Il y a un grand malentendu avec Gary, mais avec lui tout est toujours trop grand, démesuré comme un gamin rattrapé par une puberté vengeresse qui s’offre une crise de gigantisme. Si si, ça existe.

Ce type était trop, comme disent les mômes de la communale. Trop tout. Trop en avance sur son temps. Si on a dit de lui qu’il était le père, voire le grand-père de l’écologie, avant l’invention du mot et pis du concept, c’est qu’il souffrait du brin d’herbe piétinée en toute insouciance comme du hérisson écrasé sur la route par des gens qui chantent à tue-tête en roulant de bonheur vers la nature.Des inconscients, des inattentionnés. Or la terre a besoin de beaucoup d’attentions, d’être constamment surveillée, même, insiste-t-il Inconscient, ce n’était pas dans ses moyens.

« … Un homme qui est bien dans sa peau est ou un inconscient ou un salaud. Personne n’est dans sa peau sans être aussi dans la peau des autres »
Beaucoup trop sensible. Sensibilité d’artiste, sensiblerie de jeune fille dont sans se vanter il ne rougissait pas. Capable de se coucher contre un arbre, et de sentir, et de savoir ce que pense et ressent cet arbre. À en devenir l’arbre, à écrire en langage d’arbre. Il dit de lui qu’il est un souffreteux, c’est vrai : tout ce qui arrive aux autres lui arrive aussi.
« … j’ai vu un arbre de trois mille ans, un redwood, et de cent cinquante mètres de haut. Trois mille ans après, il est toujours là pour prouver que c’est possible, qu’on n’est pas obligé de tout détruire… »
« … assis dos à l’écorce j’essayais de lui prendre quelque chose mine de rien, par contact subreptice, lui soutirer deux sous de dureté, d’impassibilité, d’indifférence, de je vous emmerde tous, ça ne marchait jamais, on restait de part et d’autre, quand même, en fin de journée, je me sentais moins souffreteux… »

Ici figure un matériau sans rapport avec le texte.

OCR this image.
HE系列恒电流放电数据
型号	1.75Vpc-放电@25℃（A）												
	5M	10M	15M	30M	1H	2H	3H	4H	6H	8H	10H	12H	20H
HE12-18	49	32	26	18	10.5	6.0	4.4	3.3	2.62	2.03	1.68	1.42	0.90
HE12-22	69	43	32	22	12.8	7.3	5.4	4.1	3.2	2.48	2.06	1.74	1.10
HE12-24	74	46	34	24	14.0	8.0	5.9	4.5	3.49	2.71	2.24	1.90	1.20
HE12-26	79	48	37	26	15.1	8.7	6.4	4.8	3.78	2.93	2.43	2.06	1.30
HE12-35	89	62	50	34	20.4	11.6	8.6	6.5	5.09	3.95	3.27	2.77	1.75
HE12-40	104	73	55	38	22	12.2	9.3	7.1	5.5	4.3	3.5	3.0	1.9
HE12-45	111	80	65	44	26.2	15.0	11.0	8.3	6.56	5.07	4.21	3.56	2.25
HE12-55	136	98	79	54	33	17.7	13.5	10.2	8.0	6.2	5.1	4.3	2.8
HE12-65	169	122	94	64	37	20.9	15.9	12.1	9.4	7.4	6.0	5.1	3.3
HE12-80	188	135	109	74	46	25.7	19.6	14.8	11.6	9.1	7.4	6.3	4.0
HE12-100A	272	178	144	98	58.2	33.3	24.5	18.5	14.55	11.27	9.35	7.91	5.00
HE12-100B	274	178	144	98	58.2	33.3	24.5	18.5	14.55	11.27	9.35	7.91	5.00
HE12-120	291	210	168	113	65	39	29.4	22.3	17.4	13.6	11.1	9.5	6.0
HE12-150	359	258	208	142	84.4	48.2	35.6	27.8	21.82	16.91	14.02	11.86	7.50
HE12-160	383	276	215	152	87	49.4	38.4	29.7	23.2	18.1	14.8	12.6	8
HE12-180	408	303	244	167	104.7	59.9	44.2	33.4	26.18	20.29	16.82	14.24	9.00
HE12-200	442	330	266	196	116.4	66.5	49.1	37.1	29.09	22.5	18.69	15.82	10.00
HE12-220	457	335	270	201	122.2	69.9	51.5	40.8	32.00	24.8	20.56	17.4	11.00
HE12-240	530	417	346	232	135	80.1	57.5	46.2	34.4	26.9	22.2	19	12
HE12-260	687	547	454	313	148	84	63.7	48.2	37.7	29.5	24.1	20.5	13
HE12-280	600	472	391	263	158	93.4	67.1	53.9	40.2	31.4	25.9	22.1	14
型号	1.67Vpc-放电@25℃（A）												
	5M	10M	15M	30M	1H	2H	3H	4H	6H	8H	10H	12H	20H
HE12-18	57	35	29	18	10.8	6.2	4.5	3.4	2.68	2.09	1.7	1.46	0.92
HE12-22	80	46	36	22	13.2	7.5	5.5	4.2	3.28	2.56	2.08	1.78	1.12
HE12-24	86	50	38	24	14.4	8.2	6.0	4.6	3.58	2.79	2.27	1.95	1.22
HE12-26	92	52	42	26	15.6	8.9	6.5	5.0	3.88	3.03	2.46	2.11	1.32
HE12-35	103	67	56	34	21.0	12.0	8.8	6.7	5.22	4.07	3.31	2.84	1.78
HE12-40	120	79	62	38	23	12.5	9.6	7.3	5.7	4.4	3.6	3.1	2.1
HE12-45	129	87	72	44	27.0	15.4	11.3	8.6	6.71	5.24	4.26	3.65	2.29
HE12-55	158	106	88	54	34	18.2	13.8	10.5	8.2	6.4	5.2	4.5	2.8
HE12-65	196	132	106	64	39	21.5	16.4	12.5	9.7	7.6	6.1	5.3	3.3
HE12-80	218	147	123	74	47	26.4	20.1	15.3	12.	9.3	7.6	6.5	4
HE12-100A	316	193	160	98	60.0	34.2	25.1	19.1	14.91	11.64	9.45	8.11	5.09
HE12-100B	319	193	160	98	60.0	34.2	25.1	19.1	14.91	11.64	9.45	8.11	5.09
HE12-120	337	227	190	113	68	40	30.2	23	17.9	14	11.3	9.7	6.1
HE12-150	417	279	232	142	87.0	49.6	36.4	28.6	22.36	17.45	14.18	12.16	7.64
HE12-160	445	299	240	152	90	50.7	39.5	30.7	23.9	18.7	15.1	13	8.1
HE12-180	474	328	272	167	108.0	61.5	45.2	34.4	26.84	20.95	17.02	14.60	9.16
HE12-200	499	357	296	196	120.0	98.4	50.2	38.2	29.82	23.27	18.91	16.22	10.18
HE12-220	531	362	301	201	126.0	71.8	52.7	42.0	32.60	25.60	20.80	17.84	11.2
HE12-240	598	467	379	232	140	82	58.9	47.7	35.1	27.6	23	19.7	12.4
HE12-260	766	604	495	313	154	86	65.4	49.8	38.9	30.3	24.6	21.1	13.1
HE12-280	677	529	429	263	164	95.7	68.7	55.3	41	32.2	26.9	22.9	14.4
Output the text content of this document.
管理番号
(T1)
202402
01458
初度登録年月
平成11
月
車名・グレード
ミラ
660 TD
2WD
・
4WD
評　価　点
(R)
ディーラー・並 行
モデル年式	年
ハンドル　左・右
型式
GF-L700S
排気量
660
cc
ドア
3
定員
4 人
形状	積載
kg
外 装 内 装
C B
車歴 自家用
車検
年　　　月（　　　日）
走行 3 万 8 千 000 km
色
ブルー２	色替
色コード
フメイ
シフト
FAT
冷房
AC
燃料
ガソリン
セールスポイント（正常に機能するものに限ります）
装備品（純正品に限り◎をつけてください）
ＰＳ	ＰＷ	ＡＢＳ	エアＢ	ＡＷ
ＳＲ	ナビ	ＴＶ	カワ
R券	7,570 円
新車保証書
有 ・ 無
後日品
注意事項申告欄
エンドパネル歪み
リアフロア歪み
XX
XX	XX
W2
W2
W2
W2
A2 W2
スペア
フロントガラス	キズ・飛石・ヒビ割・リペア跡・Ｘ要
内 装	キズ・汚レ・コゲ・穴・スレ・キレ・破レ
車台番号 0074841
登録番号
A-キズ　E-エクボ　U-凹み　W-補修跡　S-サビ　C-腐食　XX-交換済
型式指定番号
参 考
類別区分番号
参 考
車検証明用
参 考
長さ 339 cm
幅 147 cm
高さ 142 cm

Né et mort comme l’immense romancier qu’il était, même si les vingt dernières années il a dû user de pseudo, de fantoches, de toutes sortes de doubles histoire d’avoir confirmation de son talent, tant le personnage escamotait l’auteur. D’où l’imposture des deux prix Goncourt, ce qui n’est tout de même pas sa faute, au pis celle de son pseudo qui se paye le luxe d’avoir autant de talent que lui ! Mais l’establishment ne supporte pas d’avoir tort, donc il a abusé l’institution.

Il a vécu comme un tragédien mais souffert comme un écolo, comme nous, les anciens amis de la terre qui savions qu’il faut ressentir pour penser et inversement. Gary faisait sans cesse la navette de penser à sentir et retour à toute vitesse de quoi avoir le tournis. Entre les deux, une pause pour sertir la langue, étalonner son style, poser sur la portée les mots justes et fort pour traduire au plus près.

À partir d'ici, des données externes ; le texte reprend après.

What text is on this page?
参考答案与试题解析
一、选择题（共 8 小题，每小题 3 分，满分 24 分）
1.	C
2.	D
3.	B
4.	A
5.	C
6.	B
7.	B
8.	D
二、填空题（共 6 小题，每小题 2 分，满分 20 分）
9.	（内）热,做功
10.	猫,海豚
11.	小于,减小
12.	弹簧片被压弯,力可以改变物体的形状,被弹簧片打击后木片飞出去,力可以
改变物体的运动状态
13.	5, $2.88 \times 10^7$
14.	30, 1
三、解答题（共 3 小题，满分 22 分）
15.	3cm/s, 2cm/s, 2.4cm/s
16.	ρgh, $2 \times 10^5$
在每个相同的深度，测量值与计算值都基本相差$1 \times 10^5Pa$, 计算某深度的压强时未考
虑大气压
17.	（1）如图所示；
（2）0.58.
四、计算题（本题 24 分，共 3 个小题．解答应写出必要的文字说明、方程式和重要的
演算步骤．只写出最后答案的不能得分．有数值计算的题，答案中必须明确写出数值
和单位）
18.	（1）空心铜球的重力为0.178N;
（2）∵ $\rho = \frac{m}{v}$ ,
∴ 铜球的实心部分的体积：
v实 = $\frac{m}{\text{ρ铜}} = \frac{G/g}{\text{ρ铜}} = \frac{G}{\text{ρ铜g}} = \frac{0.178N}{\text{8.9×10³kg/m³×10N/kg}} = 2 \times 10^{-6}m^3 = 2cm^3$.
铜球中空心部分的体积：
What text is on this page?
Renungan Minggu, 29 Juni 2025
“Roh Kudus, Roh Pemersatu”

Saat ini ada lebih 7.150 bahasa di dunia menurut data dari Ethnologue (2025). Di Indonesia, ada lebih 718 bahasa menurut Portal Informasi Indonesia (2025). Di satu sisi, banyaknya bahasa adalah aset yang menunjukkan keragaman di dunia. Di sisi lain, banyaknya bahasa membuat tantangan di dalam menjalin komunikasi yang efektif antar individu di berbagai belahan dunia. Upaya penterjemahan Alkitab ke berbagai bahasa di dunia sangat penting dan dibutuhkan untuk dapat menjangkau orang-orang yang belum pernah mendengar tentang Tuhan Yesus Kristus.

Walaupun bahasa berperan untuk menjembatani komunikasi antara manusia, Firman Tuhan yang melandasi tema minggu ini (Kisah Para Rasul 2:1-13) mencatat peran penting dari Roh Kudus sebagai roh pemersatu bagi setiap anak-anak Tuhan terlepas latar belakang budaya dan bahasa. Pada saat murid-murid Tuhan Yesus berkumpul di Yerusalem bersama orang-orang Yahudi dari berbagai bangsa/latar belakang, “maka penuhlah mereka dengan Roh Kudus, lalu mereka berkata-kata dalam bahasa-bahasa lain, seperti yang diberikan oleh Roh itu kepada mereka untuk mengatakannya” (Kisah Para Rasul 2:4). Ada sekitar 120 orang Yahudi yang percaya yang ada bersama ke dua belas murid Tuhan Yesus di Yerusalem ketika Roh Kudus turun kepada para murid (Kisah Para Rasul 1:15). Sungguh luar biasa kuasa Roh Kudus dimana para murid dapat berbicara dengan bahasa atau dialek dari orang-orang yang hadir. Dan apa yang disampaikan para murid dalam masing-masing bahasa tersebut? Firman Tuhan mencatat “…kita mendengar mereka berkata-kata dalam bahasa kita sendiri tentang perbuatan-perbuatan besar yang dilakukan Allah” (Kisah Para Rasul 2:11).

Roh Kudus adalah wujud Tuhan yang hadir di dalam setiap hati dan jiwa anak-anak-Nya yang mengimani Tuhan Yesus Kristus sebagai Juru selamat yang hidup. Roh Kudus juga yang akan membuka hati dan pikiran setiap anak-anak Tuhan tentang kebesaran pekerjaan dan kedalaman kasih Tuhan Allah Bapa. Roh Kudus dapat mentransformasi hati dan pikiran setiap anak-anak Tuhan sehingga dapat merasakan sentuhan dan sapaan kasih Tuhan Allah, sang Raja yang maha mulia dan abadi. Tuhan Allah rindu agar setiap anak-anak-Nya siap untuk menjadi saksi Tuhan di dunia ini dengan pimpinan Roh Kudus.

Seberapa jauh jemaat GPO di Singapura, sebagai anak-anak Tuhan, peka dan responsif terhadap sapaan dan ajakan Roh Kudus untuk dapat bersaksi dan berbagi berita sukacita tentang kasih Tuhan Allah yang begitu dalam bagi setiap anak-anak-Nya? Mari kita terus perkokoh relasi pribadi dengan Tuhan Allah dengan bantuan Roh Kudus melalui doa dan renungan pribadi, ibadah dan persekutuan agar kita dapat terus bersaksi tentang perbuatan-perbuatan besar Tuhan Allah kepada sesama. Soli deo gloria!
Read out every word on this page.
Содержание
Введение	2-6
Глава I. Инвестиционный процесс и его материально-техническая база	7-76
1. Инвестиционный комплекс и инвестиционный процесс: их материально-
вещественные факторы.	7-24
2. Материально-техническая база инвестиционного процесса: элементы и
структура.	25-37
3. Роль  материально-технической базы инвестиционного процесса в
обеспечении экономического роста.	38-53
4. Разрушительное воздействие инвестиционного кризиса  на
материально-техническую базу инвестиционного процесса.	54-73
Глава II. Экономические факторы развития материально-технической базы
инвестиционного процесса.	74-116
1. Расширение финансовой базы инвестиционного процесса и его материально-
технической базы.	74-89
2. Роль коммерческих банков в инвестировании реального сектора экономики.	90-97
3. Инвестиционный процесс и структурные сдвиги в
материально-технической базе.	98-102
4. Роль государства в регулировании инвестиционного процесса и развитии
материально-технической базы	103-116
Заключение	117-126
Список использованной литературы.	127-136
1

Ce grand vivant ressentait le moindre éternuement de fourmi, le moindre frisson de la croûte terrestre comme une grande douleur, un terrible orgasme. Il avait une conception politique de l’écologie, telle qu’on aimerait bien qu’un jour quelqu’un ose à nouveau dresser l’état des lieux à sa façon. Hélas nos représentants du jour ne pensent ni ne ressentent, juste ils parlent, ils propagandent…

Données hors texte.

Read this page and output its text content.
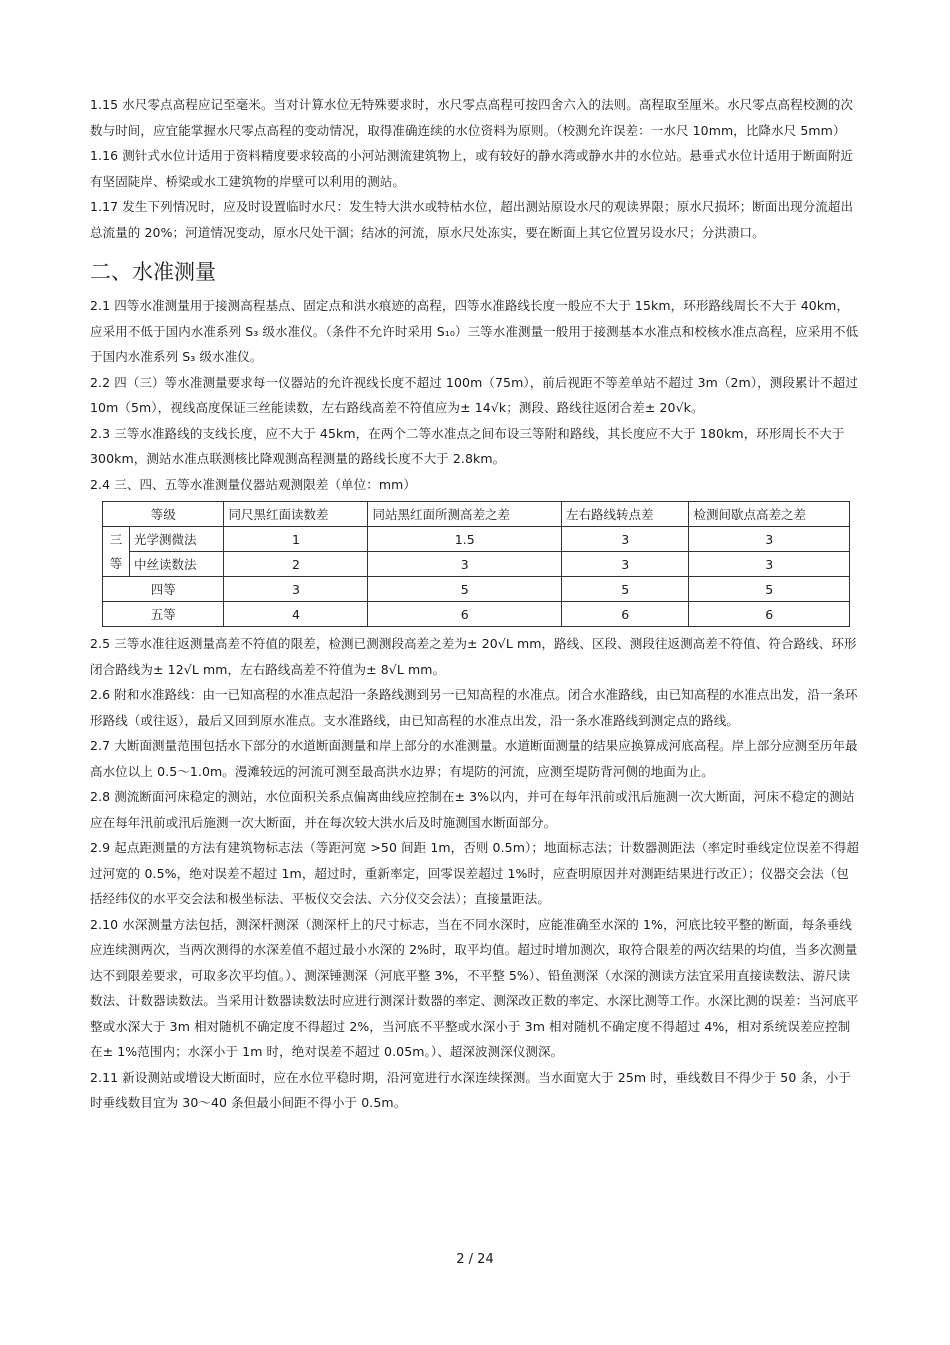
1.15 水尺零点高程应记至毫米。当对计算水位无特殊要求时，水尺零点高程可按四舍六入的法则。高程取至厘米。水尺零点高程校测的次数与时间，应宜能掌握水尺零点高程的变动情况，取得准确连续的水位资料为原则。（校测允许误差：一水尺 10mm，比降水尺 5mm）

1.16 测针式水位计适用于资料精度要求较高的小河站测流建筑物上，或有较好的静水湾或静水井的水位站。悬垂式水位计适用于断面附近有坚固陡岸、桥梁或水工建筑物的岸壁可以利用的测站。

1.17 发生下列情况时，应及时设置临时水尺：发生特大洪水或特枯水位，超出测站原设水尺的观读界限；原水尺损坏；断面出现分流超出总流量的 20%；河道情况变动，原水尺处干涸；结冰的河流，原水尺处冻实，要在断面上其它位置另设水尺；分洪溃口。

二、水准测量

2.1 四等水准测量用于接测高程基点、固定点和洪水痕迹的高程，四等水准路线长度一般应不大于 15km，环形路线周长不大于 40km，应采用不低于国内水准系列 S₃ 级水准仪。（条件不允许时采用 S₁₀）三等水准测量一般用于接测基本水准点和校核水准点高程，应采用不低于国内水准系列 S₃ 级水准仪。

2.2 四（三）等水准测量要求每一仪器站的允许视线长度不超过 100m（75m），前后视距不等差单站不超过 3m（2m），测段累计不超过 10m（5m），视线高度保证三丝能读数，左右路线高差不符值应为± 14√k；测段、路线往返闭合差± 20√k。

2.3 三等水准路线的支线长度，应不大于 45km，在两个二等水准点之间布设三等附和路线，其长度应不大于 180km，环形周长不大于 300km，测站水准点联测核比降观测高程测量的路线长度不大于 2.8km。

2.4 三、四、五等水准测量仪器站观测限差（单位：mm）

等级		同尺黑红面读数差	同站黑红面所测高差之差	左右路线转点差	检测间歇点高差之差
三等	光学测微法	1	1.5	3	3
	中丝读数法	2	3	3	3
四等		3	5	5	5
五等		4	6	6	6

2.5 三等水准往返测量高差不符值的限差，检测已测测段高差之差为± 20√L mm，路线、区段、测段往返测高差不符值、符合路线、环形闭合路线为± 12√L mm，左右路线高差不符值为± 8√L mm。

2.6 附和水准路线：由一已知高程的水准点起沿一条路线测到另一已知高程的水准点。闭合水准路线，由已知高程的水准点出发，沿一条环形路线（或往返），最后又回到原水准点。支水准路线，由已知高程的水准点出发，沿一条水准路线到测定点的路线。

2.7 大断面测量范围包括水下部分的水道断面测量和岸上部分的水准测量。水道断面测量的结果应换算成河底高程。岸上部分应测至历年最高水位以上 0.5～1.0m。漫滩较远的河流可测至最高洪水边界；有堤防的河流，应测至堤防背河侧的地面为止。

2.8 测流断面河床稳定的测站，水位面积关系点偏离曲线应控制在± 3%以内，并可在每年汛前或汛后施测一次大断面，河床不稳定的测站应在每年汛前或汛后施测一次大断面，并在每次较大洪水后及时施测国水断面部分。

2.9 起点距测量的方法有建筑物标志法（等距河宽 >50 间距 1m，否则 0.5m）；地面标志法；计数器测距法（率定时垂线定位误差不得超过河宽的 0.5%，绝对误差不超过 1m，超过时，重新率定，回零误差超过 1%时，应查明原因并对测距结果进行改正）；仪器交会法（包括经纬仪的水平交会法和极坐标法、平板仪交会法、六分仪交会法）；直接量距法。

2.10 水深测量方法包括，测深杆测深（测深杆上的尺寸标志，当在不同水深时，应能准确至水深的 1%，河底比较平整的断面，每条垂线应连续测两次，当两次测得的水深差值不超过最小水深的 2%时，取平均值。超过时增加测次，取符合限差的两次结果的均值，当多次测量达不到限差要求，可取多次平均值。）、测深锤测深（河底平整 3%，不平整 5%）、铅鱼测深（水深的测读方法宜采用直接读数法、游尺读数法、计数器读数法。当采用计数器读数法时应进行测深计数器的率定、测深改正数的率定、水深比测等工作。水深比测的误差：当河底平整或水深大于 3m 相对随机不确定度不得超过 2%，当河底不平整或水深小于 3m 相对随机不确定度不得超过 4%，相对系统误差应控制在± 1%范围内；水深小于 1m 时，绝对误差不超过 0.05m。）、超深波测深仪测深。

2.11 新设测站或增设大断面时，应在水位平稳时期，沿河宽进行水深连续探测。当水面宽大于 25m 时，垂线数目不得少于 50 条，小于时垂线数目宜为 30～40 条但最小间距不得小于 0.5m。

2 / 24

Il osait tout mais bien, sans finasserie ni fioriture, à l’aide du grand romanesque. Il faisait dire à ses représentants de fiction ce qu’il n’osait jeter à la face de de Gaulle ou de Malraux. Pas moins, parce que ça ne sert pas à moins.

« je juge les régimes politiques à la quantité de nourritures qu’ils donnent à chacun et lorsqu’ils y attachent un fils quelconque, qu’ils y mettent des conditions, je les vomis, les hommes ont le droit de manger sans condition »…
« … une population qui laisse 15000 morts par an sur les routes n’a pas à se plaindre des brutalités policières… »
On peut toujours rêver avec lui :
« La France c’était du fait à la main à tous points de vue, dans tous les domaines. Il y avait un certain respect, une certaine honnêteté dans les rapports des mains avec la vie; des mains ridées, prudentes qui avaient un rapport vrai avec ce qu’elles faisaient… La France c’étaient des mains humaines avec un vrai sens du toucher, du fond et de la forme, qui avaient un peuple derrière elle, pas seulement une démographie… »

… je parlais pour le peuple de France, celui de la vigne et de la douceur de vivre…

Ou encore on peut y piocher quelques solutions pour remédier aux maux de toutes les enfances d’hier comme d’aujourd’hui…
« … l’enfance délinquante c’est des enfants sans chien ni chat. La première chose à faire avec les enfants c’est leur donner quelqu’un à aimer… »
Et parmi les mille raisons de retourner chez Gary, il y a ce genre de plaisirs-là. En profiter sans retenue :
« Les hirondelles de mer atterrissent parfois si près que je retiens mon souffle et que mon vieux besoin s’éveille et remue en moi : encore un peu et elles vont se poser sur mon visage, se blottir dans mon cou, me recouvrir tout entier… à 44 ans j’en suis encore à rêver de quelque tendresse essentielle… »
Le lire, le relire pour ranimer cet homme-là, de cette trempe-là, de cette pensée-là, la nôtre. Les jours où on se sent orphelin.
Aujourd’hui, plus de héraut ni de grandes voix, ni de grandes gueules ni de sales caractères pour crier avec ce talent et cette qualité d’humanité ce qu’il serait urgent de faire et surtout de ne plus faire.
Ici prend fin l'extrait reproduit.